But Matthew Stafford, who threw for 158 yards and one TD, was unable to run out the clock on the Rams’ final possession.
Brady finished 36 of 58 for 280 yards, becoming the first player in NFL history to throw for more than 100,000 yards in a career — even though he averaged just 4.8 yards per attempt in the Bucs’ largely one-dimensional, short-passing offense. He surpassed the milestone on a 15-yard completion to Leonard Fournette that set up the last of Ryan Succop’s three field goals.
The league’s career passing leader began the day needing 164 yards to reach a plateau the 45-year-old quarterback concedes no one would have imagined possible when he entered the NFL as a sixth-round draft pick in 2000.

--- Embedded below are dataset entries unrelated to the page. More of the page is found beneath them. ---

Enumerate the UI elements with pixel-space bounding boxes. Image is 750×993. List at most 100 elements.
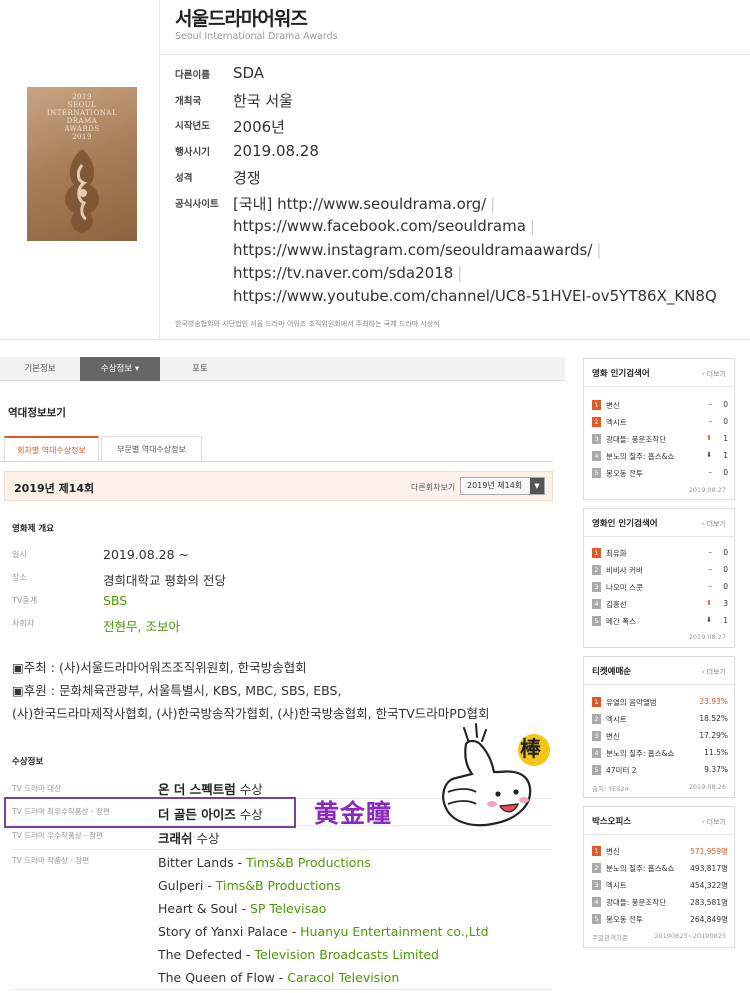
tab-photo[interactable]: 포토 (160, 357, 240, 381)
rank-row[interactable]: 1 변신 571,959명 (592, 843, 728, 860)
nominee-title[interactable]: The Defected (158, 947, 242, 962)
rank-name[interactable]: 비비사 커버 (606, 565, 643, 576)
nominee-title[interactable]: Bitter Lands (158, 855, 234, 870)
rank-row[interactable]: 4 광대들: 풍문조작단 283,581명 (592, 894, 728, 911)
award-title-link[interactable]: 크래쉬 (158, 831, 193, 846)
more-link[interactable]: › 더보기 (702, 817, 726, 827)
nominee-company[interactable]: Huanyu Entertainment co.,Ltd (300, 924, 488, 939)
subtab-by-edition[interactable]: 회차별 역대수상정보 (4, 436, 99, 461)
nominee-row: Bitter Lands - Tims&B Productions (158, 855, 371, 870)
nominee-row: Gulperi - Tims&B Productions (158, 878, 341, 893)
nominee-title[interactable]: Heart & Soul (158, 901, 237, 916)
info-value-alias: SDA (233, 64, 265, 82)
rank-row[interactable]: 4 김홍선 ⬆ 3 (592, 596, 728, 613)
rank-row[interactable]: 1 변신 – 0 (592, 397, 728, 414)
rank-name[interactable]: 김홍선 (606, 599, 627, 610)
rank-row[interactable]: 4 분노의 질주: 홉스&쇼 ⬇ 1 (592, 448, 728, 465)
rank-number: 2 (592, 863, 601, 873)
rank-row[interactable]: 2 분노의 질주: 홉스&쇼 493,817명 (592, 860, 728, 877)
nominee-company[interactable]: Caracol Television (287, 970, 399, 985)
rank-row[interactable]: 1 최유화 – 0 (592, 545, 728, 562)
rank-row[interactable]: 5 47미터 2 9.37% (592, 762, 728, 779)
rank-row[interactable]: 4 분노의 질주: 홉스&쇼 11.5% (592, 745, 728, 762)
more-link[interactable]: › 더보기 (702, 667, 726, 677)
rank-name[interactable]: 변신 (606, 731, 620, 742)
tab-basic-info[interactable]: 기본정보 (0, 357, 80, 381)
instagram-link-text[interactable]: https://www.instagram.com/seouldramaawar… (233, 241, 592, 259)
nominee-company[interactable]: SP Televisao (250, 901, 327, 916)
ticket-ranking-panel: 티켓예매순 › 더보기 1 유열의 음악앨범 23.93% 2 엑시트 18.52% 3… (583, 656, 735, 798)
youtube-link-text[interactable]: https://www.youtube.com/channel/UC8-51HV… (233, 287, 717, 305)
rank-change: 0 (723, 582, 728, 591)
official-site-link[interactable]: [국내] http://www.seouldrama.org/| (233, 193, 495, 214)
rank-name[interactable]: 메간 폭스 (606, 616, 636, 627)
rank-name[interactable]: 엑시트 (606, 714, 627, 725)
more-link[interactable]: › 더보기 (702, 519, 726, 529)
award-value-grand-prize: 온 더 스펙트럼 수상 (158, 779, 263, 798)
rank-name[interactable]: 엑시트 (606, 880, 627, 891)
youtube-link[interactable]: https://www.youtube.com/channel/UC8-51HV… (233, 287, 717, 305)
rank-number: 1 (592, 846, 601, 856)
facebook-link[interactable]: https://www.facebook.com/seouldrama | (233, 217, 535, 235)
tab-awards-info[interactable]: 수상정보 ▾ (80, 357, 160, 381)
rank-name[interactable]: 광대들: 풍문조작단 (606, 897, 666, 908)
chevron-down-icon[interactable]: ▼ (530, 478, 544, 494)
nominee-company[interactable]: Tims&B Productions (216, 878, 341, 893)
rank-number: 5 (592, 468, 601, 478)
rank-change: 1 (723, 451, 728, 460)
naver-tv-link-text[interactable]: https://tv.naver.com/sda2018 (233, 264, 453, 282)
rank-name[interactable]: 변신 (606, 400, 620, 411)
rank-row[interactable]: 3 광대들: 풍문조작단 ⬆ 1 (592, 431, 728, 448)
rank-row[interactable]: 1 유열의 음악앨범 23.93% (592, 694, 728, 711)
rank-name[interactable]: 봉오동 전투 (606, 914, 643, 925)
rank-row[interactable]: 2 엑시트 – 0 (592, 414, 728, 431)
no-change-icon: – (708, 468, 713, 476)
subtab-by-category[interactable]: 부문별 역대수상정보 (101, 436, 202, 461)
more-link[interactable]: › 더보기 (702, 369, 726, 379)
panel-title: 영화인 인기검색어 (592, 519, 658, 529)
rank-row[interactable]: 5 메간 폭스 ⬇ 1 (592, 613, 728, 630)
divider (12, 989, 552, 990)
rank-name[interactable]: 나오미 스콧 (606, 582, 643, 593)
rank-row[interactable]: 5 봉오동 전투 264,849명 (592, 911, 728, 928)
award-label-grand-prize: TV 드라마 대상 (12, 784, 61, 793)
rank-change: 0 (723, 400, 728, 409)
nominee-title[interactable]: Gulperi (158, 878, 203, 893)
overview-label-date: 일시 (12, 550, 27, 559)
award-title-link[interactable]: 온 더 스펙트럼 (158, 782, 236, 797)
nominee-company[interactable]: Tims&B Productions (246, 855, 371, 870)
rank-row[interactable]: 3 변신 17.29% (592, 728, 728, 745)
edition-select-value: 2019년 제14회 (467, 481, 523, 490)
rank-row[interactable]: 2 엑시트 18.52% (592, 711, 728, 728)
nominee-title[interactable]: The Queen of Flow (158, 970, 275, 985)
rank-row[interactable]: 5 봉오동 전투 – 0 (592, 465, 728, 482)
overview-value-host[interactable]: 전현무, 조보아 (103, 616, 180, 635)
rank-row[interactable]: 2 비비사 커버 – 0 (592, 562, 728, 579)
rank-name[interactable]: 분노의 질주: 홉스&쇼 (606, 451, 674, 462)
rank-name[interactable]: 최유화 (606, 548, 627, 559)
event-description: 한국방송협회와 사단법인 서울 드라마 어워즈 조직위원회에서 주최하는 국제 … (175, 320, 440, 328)
overview-value-broadcast[interactable]: SBS (103, 593, 127, 608)
rank-name[interactable]: 유열의 음악앨범 (606, 697, 657, 708)
up-arrow-icon: ⬆ (706, 434, 712, 442)
rank-name[interactable]: 엑시트 (606, 417, 627, 428)
rank-name[interactable]: 봉오동 전투 (606, 468, 643, 479)
rank-name[interactable]: 47미터 2 (606, 765, 637, 776)
rank-name[interactable]: 분노의 질주: 홉스&쇼 (606, 748, 674, 759)
official-site-link-text[interactable]: [국내] http://www.seouldrama.org/ (233, 195, 486, 213)
overview-label-broadcast: TV중계 (12, 596, 38, 605)
rank-name[interactable]: 변신 (606, 846, 620, 857)
rank-value: 264,849명 (690, 915, 728, 924)
facebook-link-text[interactable]: https://www.facebook.com/seouldrama (233, 217, 526, 235)
rank-name[interactable]: 광대들: 풍문조작단 (606, 434, 666, 445)
naver-tv-link[interactable]: https://tv.naver.com/sda2018 | (233, 264, 462, 282)
info-value-date: 2019.08.28 (233, 142, 319, 160)
nominee-company[interactable]: Television Broadcasts Limited (255, 947, 440, 962)
award-label-nominees: TV 드라마 작품상 - 장편 (12, 856, 90, 865)
rank-name[interactable]: 분노의 질주: 홉스&쇼 (606, 863, 674, 874)
edition-select[interactable]: 2019년 제14회 ▼ (460, 477, 545, 495)
rank-row[interactable]: 3 나오미 스콧 – 0 (592, 579, 728, 596)
nominee-title[interactable]: Story of Yanxi Palace (158, 924, 288, 939)
rank-row[interactable]: 3 엑시트 454,322명 (592, 877, 728, 894)
instagram-link[interactable]: https://www.instagram.com/seouldramaawar… (233, 241, 601, 259)
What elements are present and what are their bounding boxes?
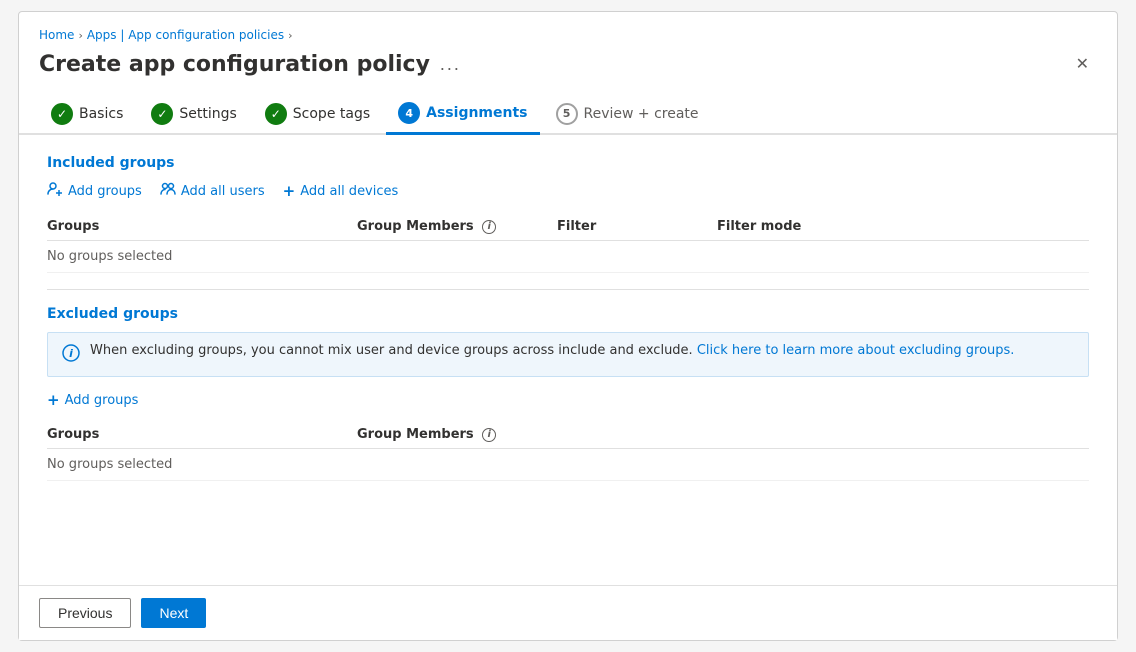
page-title: Create app configuration policy — [39, 52, 430, 77]
section-divider — [47, 289, 1089, 290]
step-settings-label: Settings — [179, 106, 236, 122]
excluded-add-groups-button[interactable]: + Add groups — [47, 391, 138, 409]
add-groups-label: Add groups — [68, 184, 142, 199]
add-all-devices-icon: + — [283, 182, 296, 200]
col-filter: Filter — [557, 219, 717, 234]
col-group-members: Group Members i — [357, 219, 557, 234]
step-scope-circle: ✓ — [265, 103, 287, 125]
step-review[interactable]: 5 Review + create — [544, 95, 711, 133]
col-filter-mode: Filter mode — [717, 219, 877, 234]
excl-col-groups: Groups — [47, 427, 357, 442]
breadcrumb: Home › Apps | App configuration policies… — [39, 28, 1097, 42]
included-empty-row: No groups selected — [47, 241, 1089, 273]
footer: Previous Next — [19, 585, 1117, 640]
excluded-empty-text: No groups selected — [47, 457, 357, 472]
add-all-users-button[interactable]: Add all users — [160, 181, 265, 201]
excluded-section: Excluded groups i When excluding groups,… — [47, 306, 1089, 481]
add-groups-button[interactable]: Add groups — [47, 181, 142, 201]
included-empty-text: No groups selected — [47, 249, 357, 264]
included-action-bar: Add groups Add all users + — [47, 181, 1089, 201]
step-assignments[interactable]: 4 Assignments — [386, 94, 539, 135]
excluded-add-groups-icon: + — [47, 391, 60, 409]
excluded-action-bar: + Add groups — [47, 391, 1089, 409]
content-area: Included groups Add groups — [19, 135, 1117, 585]
step-review-circle: 5 — [556, 103, 578, 125]
step-review-label: Review + create — [584, 106, 699, 122]
excl-col-group-members: Group Members i — [357, 427, 557, 442]
col-groups: Groups — [47, 219, 357, 234]
add-groups-icon — [47, 181, 63, 201]
step-basics-circle: ✓ — [51, 103, 73, 125]
excluded-info-box: i When excluding groups, you cannot mix … — [47, 332, 1089, 377]
step-scope-label: Scope tags — [293, 106, 370, 122]
breadcrumb-sep2: › — [288, 29, 292, 42]
window-header: Home › Apps | App configuration policies… — [19, 12, 1117, 94]
step-basics[interactable]: ✓ Basics — [39, 95, 135, 133]
previous-button[interactable]: Previous — [39, 598, 131, 628]
svg-text:i: i — [69, 347, 73, 360]
group-members-info-icon[interactable]: i — [482, 220, 496, 234]
breadcrumb-home[interactable]: Home — [39, 28, 74, 42]
included-title: Included groups — [47, 155, 1089, 171]
breadcrumb-apps[interactable]: Apps | App configuration policies — [87, 28, 284, 42]
add-all-users-icon — [160, 181, 176, 201]
excl-group-members-info-icon[interactable]: i — [482, 428, 496, 442]
step-assignments-label: Assignments — [426, 105, 527, 121]
close-button[interactable]: ✕ — [1068, 50, 1097, 78]
step-assignments-circle: 4 — [398, 102, 420, 124]
excluded-table-header: Groups Group Members i — [47, 421, 1089, 449]
included-section: Included groups Add groups — [47, 155, 1089, 273]
step-settings-circle: ✓ — [151, 103, 173, 125]
steps-bar: ✓ Basics ✓ Settings ✓ Scope tags 4 Assig… — [19, 94, 1117, 135]
step-settings[interactable]: ✓ Settings — [139, 95, 248, 133]
add-all-devices-label: Add all devices — [300, 184, 398, 199]
excluded-empty-row: No groups selected — [47, 449, 1089, 481]
info-box-text: When excluding groups, you cannot mix us… — [90, 343, 1014, 358]
excluded-title: Excluded groups — [47, 306, 1089, 322]
info-box-icon: i — [62, 344, 80, 366]
step-scope-tags[interactable]: ✓ Scope tags — [253, 95, 382, 133]
add-all-devices-button[interactable]: + Add all devices — [283, 182, 399, 200]
step-basics-label: Basics — [79, 106, 123, 122]
learn-more-link[interactable]: Click here to learn more about excluding… — [697, 343, 1015, 358]
add-all-users-label: Add all users — [181, 184, 265, 199]
breadcrumb-sep1: › — [78, 29, 82, 42]
ellipsis-button[interactable]: ... — [440, 54, 461, 75]
excluded-add-groups-label: Add groups — [65, 393, 139, 408]
included-table-header: Groups Group Members i Filter Filter mod… — [47, 213, 1089, 241]
title-group: Create app configuration policy ... — [39, 52, 461, 77]
title-row: Create app configuration policy ... ✕ — [39, 50, 1097, 78]
main-window: Home › Apps | App configuration policies… — [18, 11, 1118, 641]
next-button[interactable]: Next — [141, 598, 206, 628]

Brady, who owns nearly every meaningful league passing record, went over the mark in his 374th career game, including playoffs.
He set a couple more records late: He passed Peyton Manning for the most game-winning drives and matched Manning with his 43rd career fourth-quarter comeback.
Stafford finished 13 of 27 without an interception. Kupp, playing on a sore ankle he injured in the previous week’s loss against San Francisco, had eight catches for 127 yards.
Like the Buccaneers, the Rams have sputtered offensively the first half of the season. Both teams rank near the bottom of the league in scoring and on Sunday once again barely resembled the teams that faced each other in the playoffs last January.
Tampa Bay’s red-zone problems persisted, with Brady settling for Succop’s 20-yard field goal on the Bucs’ opening possession. Meanwhile, Stafford’s long TD pass to Kupp accounted for most of the 104 yards the Rams gained before halftime.
Succop’s third field goal trimmed the Rams’ lead to 13-9. Brady led a drive to the Rams 6 on his next possession, but the threat stalled with three straight incompletions into the end zone. Jalen Ramsey broke up the fourth pass, but couldn’t hold on for an interception.